- 1/2 teaspoon mustard seed
- 1/2 teaspoon coriander seeds
- 1/2 teaspoon whole peppercorns
- 1/2 teaspoon dill seed
- 1/2 teaspoon whole allspice
- 2 pounds boneless skinless chicken breasts, cut into 1-inch cubes
- 1 pound boneless skinless chicken thighs, cut into 1-inch cubes
- 1/2 pound boneless pork, cut into 1-inch cubes
- 1 medium onion, chopped
- 1 large green pepper, chopped
- 1 celery rib, chopped
- 2 tablespoons butter
- 1 tablespoon canola oil
- 2 garlic cloves, minced
- 1 pound smoked kielbasa or Polish sausage, cut into 1-inch slices
- 1 cup diced fully cooked ham
- 1 can (14-1/2 ounces) diced tomatoes, undrained
- 1 to 2 cups water, divided
- 1/2 cup tomato puree
- 2 tablespoons minced fresh parsley
- 2 teaspoons salt
- 3/4 teaspoon pepper
- 1/2 teaspoon dried thyme
- 1/2 teaspoon cayenne pepper
- 1/2 teaspoon chili powder
- 1/8 teaspoon apple pie spice
- 2 bay leaves
- 1/2 pound uncooked small shrimp, peeled and deveined
- Hot cooked rice
- Place the first five ingredients on a double thickness of cheesecloth; bring up corners of cloth and tie with kitchen string to form a bag. Set aside.

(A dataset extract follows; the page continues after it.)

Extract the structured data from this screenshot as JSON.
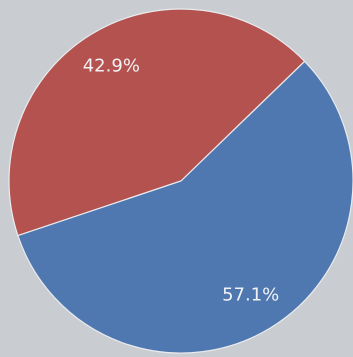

- In a stockpot, saute the chicken, pork, onion, green pepper and celery in butter and oil until meat is browned. Add garlic; cook 1 minute longer. Stir in the sausage, ham, tomatoes, 1 cup water, tomato puree, parsley, salt, pepper, thyme, cayenne, chili powder, apple pie spice, bay leaves and spice bag.
- Bring to a boil. Reduce heat; cover and simmer for 1 hour, stirring occasionally. During the last 3 minutes, add shrimp and, if necessary, the remaining water. Discard bay leaves and spice bag. Serve with rice. Yield: 16 servings.
Full-Bodied White Wine
Enjoy this recipe with a full-bodied white wine such as Chardonnay or Viognier.
Reviews for New Orleans Jambalaya
"This recipe was a little bit spicy for my liking. Next time I want to leave out the peppercorns. I loved the apple spice flavor throughout. It blended nicely and gave the recipe a nice tang!"
"I prefer the rice being separate when serving at a party (like Superbowl), because when it is cooked together and you try to keep it warm (in a crock pot) the rice gets mushy. When the two parts are separate the meat sauce continues to gain rich flavor as it keeps warm, and the rice keeps it firmness!"
"It would be nice if a conversion chart was included so we can make smaller quantities without losing flavor etc. Thanks"
"AFTER MUCH LOOKING THERE IS NO ONE RECIPE FOR JUMBALAYA IT'S NOT THE SAME THRU OUT THE STATE SO THERE FOR THIS IS NOT WRONG AS SOME WROTE. AND AS FOR THE ONE WHO SAID THEY LIKED THE BOXED KIND BEST WOW"
"I TESTED THIS ON 4 PEOPLE AND WE ALL THOUGHT IT WAS EXCELLENT. WE ARE NOT FROM NEW ORLEANS SO I DONT HAVE ANYTHING TO COMPARE IT WITH. IF YOU HAVE A RECIPE THAT TASTES CLOSER TO JAMBALAYA GIVE ME A RECIPE, BECAUSE THIS WAS VERY FLAVORFUL I WOULD MAKE IT AGAIN."
"Born and raised in New Orleans by a cajun mother, this is NOT Jambalaya. To be honest the best Jambalaya I've tasted comes in a box. Of course I doctor it up. Please don't make this recipe and think you are eating jambalaya."
"This is not jambalaya. Jambalaya has the rice cooked in with the meat and usually there is no tomato & the spices are not even close to cajun.This is more like an etouffe."
"abs said never seen jambalya like this .raised in cajun country."
"This is more like an etouffee. It looks nothing like any Jambalaya I have ever seen."